Collectively, infections are the single most common complication of organ and tissue transplantation. Virtually any bacterial, fungal, viral, and parasitic pathogen can cause clinical disease in a transplant recipient. Several factors inherent to the transplant recipient or related to the donor, the environment, and the circumstances surrounding the transplant procedure (such as surgical techniques and immunosuppressive drugs) remarkably increase the risk of infectious complications. Generally, the overall infection risk is determined by (1) epidemiologic exposures and (2) the net state of immunosuppression.
RISK FACTORS OF INFECTION AFTER TRANSPLANTATION
The major sources of pathogens are (1) the transplant recipient who may harbor latent, active, or subclinical infection prior to transplantation; (2) the donor who may harbor latent, active, or subclinical infection that could be transmitted through the allograft; and (3) the environment surrounding the immunocompromised transplant patient.
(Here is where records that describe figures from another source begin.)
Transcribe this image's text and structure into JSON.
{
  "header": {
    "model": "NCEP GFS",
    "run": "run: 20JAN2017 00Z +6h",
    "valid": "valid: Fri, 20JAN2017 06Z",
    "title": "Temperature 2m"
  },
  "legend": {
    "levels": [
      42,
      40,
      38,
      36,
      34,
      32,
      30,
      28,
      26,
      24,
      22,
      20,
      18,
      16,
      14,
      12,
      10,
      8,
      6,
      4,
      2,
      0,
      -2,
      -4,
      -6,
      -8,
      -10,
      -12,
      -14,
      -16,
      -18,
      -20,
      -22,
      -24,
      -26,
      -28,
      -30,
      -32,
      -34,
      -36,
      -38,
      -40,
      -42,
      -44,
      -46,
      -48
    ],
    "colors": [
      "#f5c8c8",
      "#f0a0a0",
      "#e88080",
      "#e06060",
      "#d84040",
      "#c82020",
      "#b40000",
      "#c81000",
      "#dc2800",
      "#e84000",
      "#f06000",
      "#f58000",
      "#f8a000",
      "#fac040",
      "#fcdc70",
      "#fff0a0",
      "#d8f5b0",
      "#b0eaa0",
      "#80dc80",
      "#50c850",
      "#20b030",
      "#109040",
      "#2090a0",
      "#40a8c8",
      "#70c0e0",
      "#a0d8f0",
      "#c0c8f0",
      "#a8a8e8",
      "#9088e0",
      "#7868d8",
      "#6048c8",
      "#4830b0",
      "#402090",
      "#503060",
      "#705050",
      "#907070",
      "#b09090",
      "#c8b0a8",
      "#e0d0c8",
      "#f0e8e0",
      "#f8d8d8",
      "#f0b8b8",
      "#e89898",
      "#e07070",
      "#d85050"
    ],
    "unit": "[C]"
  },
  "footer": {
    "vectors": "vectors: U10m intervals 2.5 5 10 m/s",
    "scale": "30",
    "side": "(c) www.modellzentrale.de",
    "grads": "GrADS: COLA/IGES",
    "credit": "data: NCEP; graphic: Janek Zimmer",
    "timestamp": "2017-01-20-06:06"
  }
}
Table 87.1 lists some risk factors for acquiring infection after solid organ transplantation.
THE TRANSPLANT RECIPIENT
The epidemiologic exposures of potential transplant recipients should be assessed to determine the risk of infection and guide preventive measures. Table 87.2 lists the recommended screening tests in the evaluation of potential recipients (and their donors) prior to transplantation; these include screening for herpes simplex virus (HSV) 1 and 2, varicellazoster virus (VZV), Epstein-Barr virus (EBV), cytomegalovirus (CMV), human T-cell lymphotrophic virus (HTLV) I/II, hepatitis viruses, Mycobacterium tuberculosis, Toxoplasma gondii, and Treponema pallidum.